Always delivered in a multidisciplinary team (ENT, oncology, radiology, dietetics, speech therapy, palliative care).
- 👀 Early detection improves survival.
- 👄 Rehabilitation (nutrition, speech, psychosocial support) is integral.
⚔️ Treatment Modalities
- 🔪 Surgery: excision, laryngectomy, neck dissection, reconstructive flaps.
- ☢️ Radiotherapy: EBRT, IMRT, brachytherapy (side effects: mucositis, xerostomia, dysphagia).
- 💉 Chemotherapy: cisplatin, 5-FU, taxanes.
- Neoadjuvant, concurrent with RT, or palliative.
- 🎯 Targeted therapy: EGFR inhibitor cetuximab.
- 🛡️ Immunotherapy: checkpoint inhibitors (pembrolizumab, nivolumab) in recurrent/metastatic disease.
🤝 Supportive Care
- 🥣 Nutritional support (dietitian, PEG feeding if needed).
- 🗣️ Speech/swallowing therapy.
- 💊 Pain control.
- 🧠 Psychological support, smoking/alcohol cessation.
🧭 Follow-Up
- Regular clinical exams, imaging, endoscopy.
- Monitor for recurrence, second primaries, late complications (xerostomia, dental problems, hypothyroidism).
📉 Prognosis
- 📏 Early stage = good prognosis.
- 📍 Site matters (hypopharynx worse).
- 🦠 HPV-positive oropharyngeal cancers = better outcomes.
- ⏳ 5-year survival overall: 40–60% (site + stage dependent).
🛡️ Prevention
- 🚭 Stop tobacco + alcohol.
- 💉 HPV vaccination (esp. for oropharyngeal cancer prevention).
- 🦷 Regular dental/oral checks for premalignant lesions.
- 🏭 Occupational protection from carcinogens.
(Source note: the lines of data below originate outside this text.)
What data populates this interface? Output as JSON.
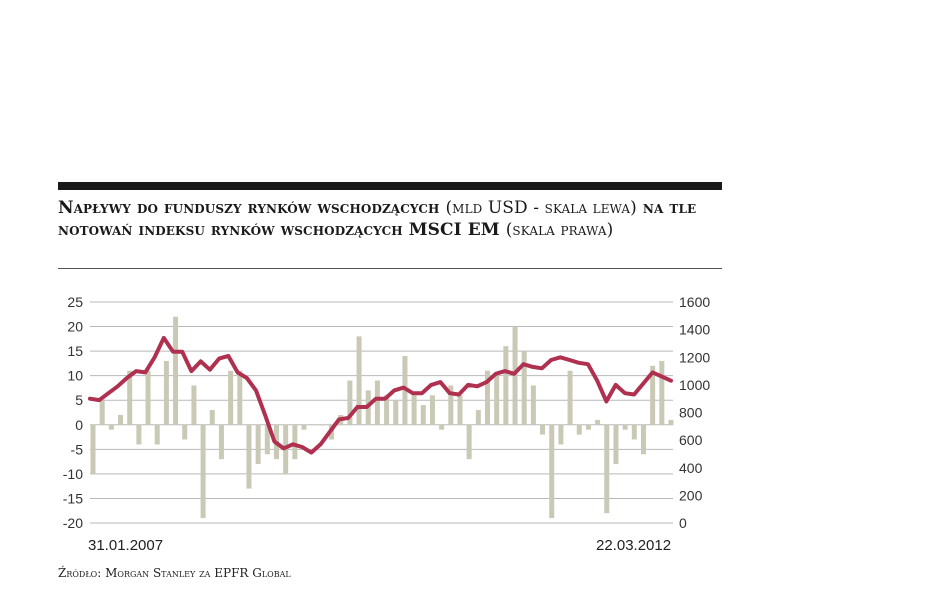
{
  "title": {
    "part1": "Napływy do funduszy rynków wschodzących",
    "part2_light": "(mld USD - skala lewa)",
    "part3": "na tle notowań indeksu rynków wschodzących MSCI EM",
    "part4_light": "(skala prawa)"
  },
  "source": "Źródło: Morgan Stanley za EPFR Global",
  "date_start": "31.01.2007",
  "date_end": "22.03.2012",
  "colors": {
    "bars": "#c9c9b6",
    "line": "#b0304f",
    "grid": "#b9b9b9",
    "rule": "#1a1a1a"
  },
  "chart_data": {
    "type": "bar+line",
    "x_range": [
      "31.01.2007",
      "22.03.2012"
    ],
    "y_left": {
      "label": "mld USD - skala lewa",
      "range": [
        -20,
        25
      ],
      "ticks": [
        25,
        20,
        15,
        10,
        5,
        0,
        -5,
        -10,
        -15,
        -20
      ]
    },
    "y_right": {
      "label": "skala prawa",
      "range": [
        0,
        1600
      ],
      "ticks": [
        1600,
        1400,
        1200,
        1000,
        800,
        600,
        400,
        200,
        0
      ]
    },
    "grid": true,
    "series": [
      {
        "kind": "bar",
        "axis": "left",
        "values": [
          -10,
          5,
          -1,
          2,
          11,
          -4,
          11,
          -4,
          13,
          22,
          -3,
          8,
          -19,
          3,
          -7,
          11,
          11,
          -13,
          -8,
          -6,
          -7,
          -10,
          -7,
          -1,
          0,
          0,
          -3,
          2,
          9,
          18,
          7,
          9,
          6,
          5,
          14,
          6,
          4,
          6,
          -1,
          8,
          6,
          -7,
          3,
          11,
          10,
          16,
          20,
          15,
          8,
          -2,
          -19,
          -4,
          11,
          -2,
          -1,
          1,
          -18,
          -8,
          -1,
          -3,
          -6,
          12,
          13,
          1
        ]
      },
      {
        "kind": "line",
        "axis": "right",
        "values": [
          900,
          890,
          940,
          990,
          1050,
          1100,
          1090,
          1200,
          1340,
          1240,
          1240,
          1100,
          1170,
          1110,
          1190,
          1210,
          1090,
          1050,
          960,
          780,
          590,
          540,
          570,
          550,
          510,
          570,
          660,
          750,
          760,
          840,
          840,
          900,
          900,
          960,
          980,
          940,
          940,
          1000,
          1020,
          940,
          930,
          1000,
          990,
          1020,
          1080,
          1100,
          1080,
          1150,
          1130,
          1120,
          1180,
          1200,
          1180,
          1160,
          1150,
          1030,
          880,
          1000,
          940,
          930,
          1010,
          1090,
          1060,
          1030
        ]
      }
    ]
  }
}
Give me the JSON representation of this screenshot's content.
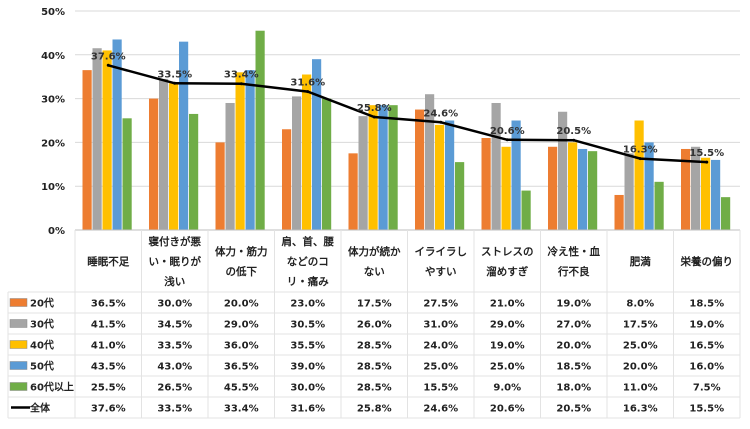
{
  "chart_data": {
    "type": "bar",
    "ylim": [
      0,
      50
    ],
    "yticks": [
      "0%",
      "10%",
      "20%",
      "30%",
      "40%",
      "50%"
    ],
    "grid": true,
    "legend": "table-left",
    "categories": [
      [
        "睡眠不足"
      ],
      [
        "寝付きが悪",
        "い・眠りが",
        "浅い"
      ],
      [
        "体力・筋力",
        "の低下"
      ],
      [
        "肩、首、腰",
        "などのコ",
        "リ・痛み"
      ],
      [
        "体力が続か",
        "ない"
      ],
      [
        "イライラし",
        "やすい"
      ],
      [
        "ストレスの",
        "溜めすぎ"
      ],
      [
        "冷え性・血",
        "行不良"
      ],
      [
        "肥満"
      ],
      [
        "栄養の偏り"
      ]
    ],
    "series": [
      {
        "name": "20代",
        "color": "#ED7D31",
        "values": [
          36.5,
          30.0,
          20.0,
          23.0,
          17.5,
          27.5,
          21.0,
          19.0,
          8.0,
          18.5
        ]
      },
      {
        "name": "30代",
        "color": "#A5A5A5",
        "values": [
          41.5,
          34.5,
          29.0,
          30.5,
          26.0,
          31.0,
          29.0,
          27.0,
          17.5,
          19.0
        ]
      },
      {
        "name": "40代",
        "color": "#FFC000",
        "values": [
          41.0,
          33.5,
          36.0,
          35.5,
          28.5,
          24.0,
          19.0,
          20.0,
          25.0,
          16.5
        ]
      },
      {
        "name": "50代",
        "color": "#5B9BD5",
        "values": [
          43.5,
          43.0,
          36.5,
          39.0,
          28.5,
          25.0,
          25.0,
          18.5,
          20.0,
          16.0
        ]
      },
      {
        "name": "60代以上",
        "color": "#70AD47",
        "values": [
          25.5,
          26.5,
          45.5,
          30.0,
          28.5,
          15.5,
          9.0,
          18.0,
          11.0,
          7.5
        ]
      }
    ],
    "line": {
      "name": "全体",
      "color": "#000000",
      "values": [
        37.6,
        33.5,
        33.4,
        31.6,
        25.8,
        24.6,
        20.6,
        20.5,
        16.3,
        15.5
      ]
    }
  }
}
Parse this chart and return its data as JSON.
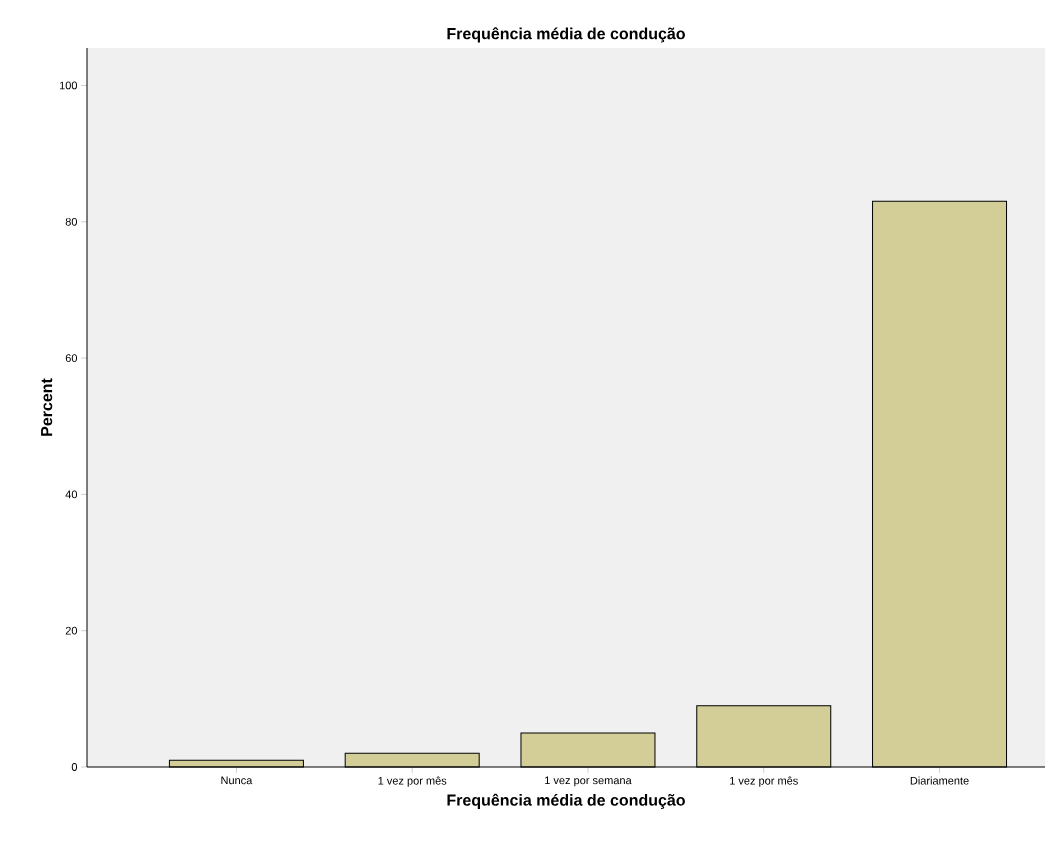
{
  "chart_data": {
    "type": "bar",
    "title": "Frequência média de condução",
    "xlabel": "Frequência média de condução",
    "ylabel": "Percent",
    "categories": [
      "Nunca",
      "1 vez por mês",
      "1 vez por semana",
      "1 vez por mês",
      "Diariamente"
    ],
    "values": [
      1,
      2,
      5,
      9,
      83
    ],
    "color": "#d3ce97",
    "ylim": [
      0,
      105.5
    ],
    "yticks": [
      0,
      20,
      40,
      60,
      80,
      100
    ],
    "grid": false
  }
}
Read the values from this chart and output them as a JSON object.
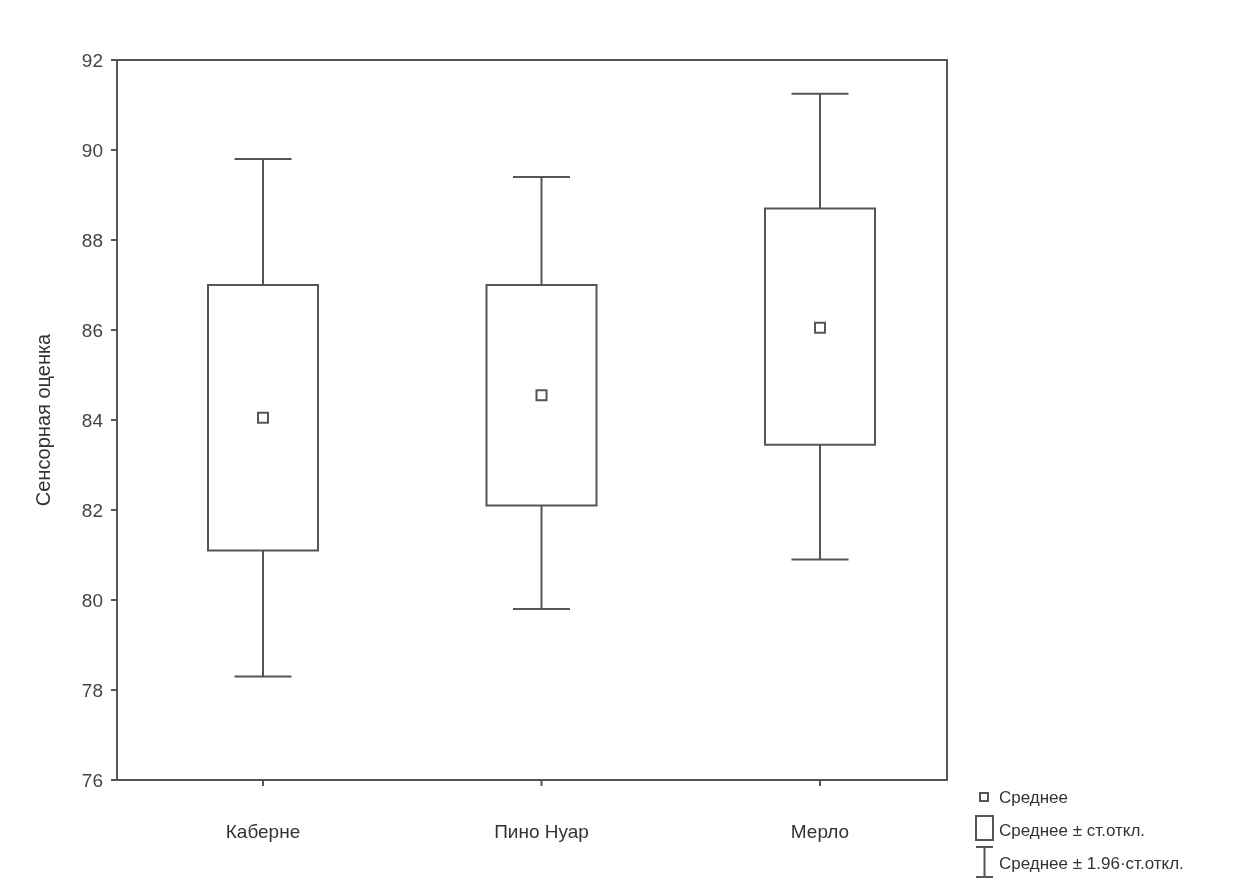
{
  "chart_data": {
    "type": "box",
    "ylabel": "Сенсорная оценка",
    "categories": [
      "Каберне",
      "Пино Нуар",
      "Мерло"
    ],
    "boxes": [
      {
        "low": 78.3,
        "q1": 81.1,
        "q3": 87.0,
        "high": 89.8,
        "mean": 84.05
      },
      {
        "low": 79.8,
        "q1": 82.1,
        "q3": 87.0,
        "high": 89.4,
        "mean": 84.55
      },
      {
        "low": 80.9,
        "q1": 83.45,
        "q3": 88.7,
        "high": 91.25,
        "mean": 86.05
      }
    ],
    "color": "#555555",
    "marker": "square",
    "ylim": [
      76,
      92
    ],
    "yticks": [
      76,
      78,
      80,
      82,
      84,
      86,
      88,
      90,
      92
    ],
    "annotations": [
      "Среднее",
      "Среднее ± ст.откл.",
      "Среднее ± 1.96·ст.откл."
    ]
  }
}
- 🥗 Healthy diet rich in fruit & veg.
🧠 Teaching Pearls
💡 Any persistent hoarseness >3 weeks = laryngeal cancer until proven otherwise (NICE red flag).
💡 A painless neck mass in an adult should always be assumed malignant until biopsy confirms otherwise.
💡 HPV-positive oropharyngeal SCCs paradoxically have a better prognosis than traditional tobacco-related SCCs.
📚 References
- NCCN Guidelines: Head and Neck Cancers (v1.2021).
- Argiris A et al. Lancet. 2008;371:1695–1709.
- Chaturvedi AK et al. J Clin Oncol. 2011;29:4294–4301.
- Marur S, Forastiere AA. Mayo Clin Proc. 2016;91:386–396.
- Colevas AD et al. JNCCN. 2018;16:479–490.